3. They transfer economic resources over time, space, and industries

4. They accumulate, process, and disseminate information for decision-making purposes

5. They provide ways for managing uncertainty and controlling risk

6. They provide ways for dealing with incentive and asymmetric-information problems that arise in financial contracting

Although financial institutions come and go, these six core functions are relatively unchanging. Moreover, as financial innovation and competition among institutions generate greater efficiency in the performance of a financial system, institutional form tends to follow function.

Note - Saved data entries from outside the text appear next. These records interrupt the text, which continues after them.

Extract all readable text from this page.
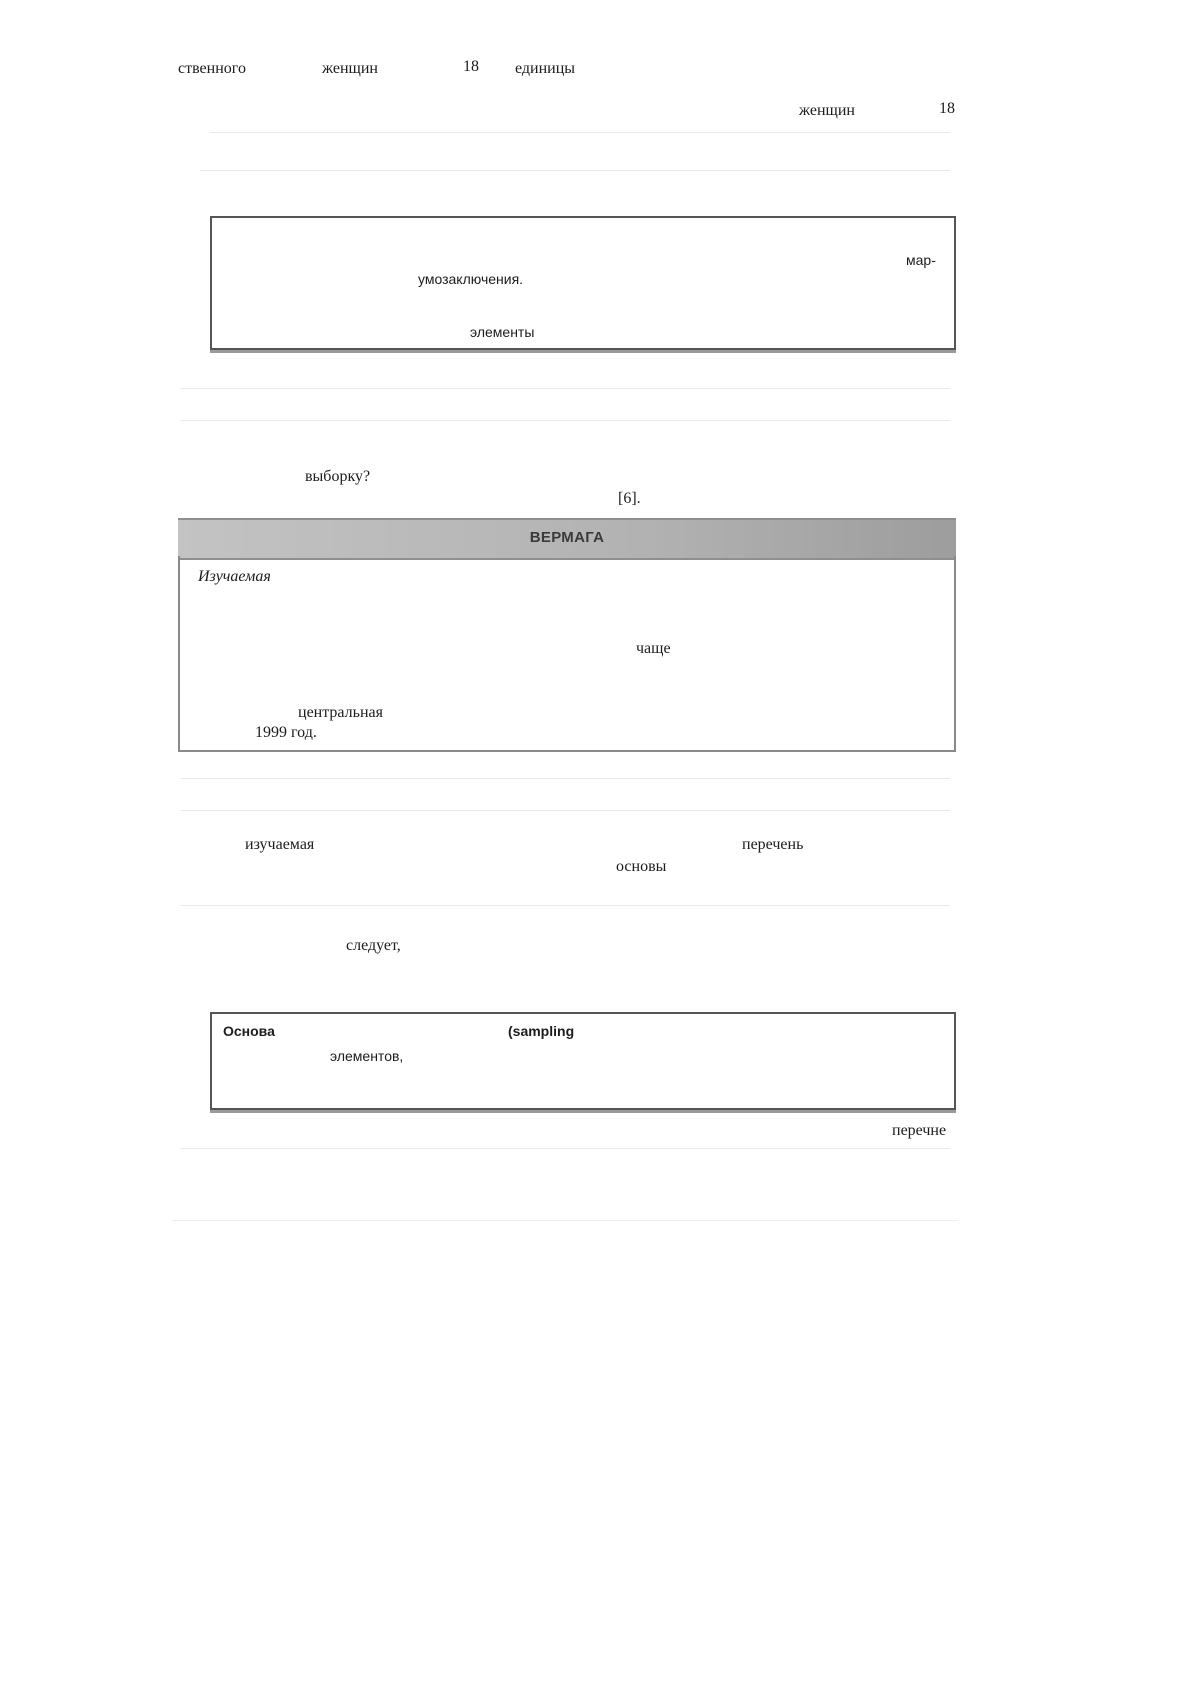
ственного	женщин	18 единицы
женщин	18
мар-
умозаключения.
элементы
выборку?
[6].
ВЕРМАГА
Изучаемая
чаще
центральная
1999 год.
изучаемая	перечень
основы
следует,
Основа	(sampling
элементов,
перечне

To see the importance of commercial banks to a financial system, consider each of the six functions in the form of a question focusing on the importance of banks. For example, do banks clear and settle payments? Do they pool funds? For commercial banks, the answer to each of the six questions is : Yes! This is not to deny that other financial institutions perform some of these functions also. The important point, however, is that commercial banks perform all of these functions and that they have been adapting their institutional forms to follow the evolution of the individual functions.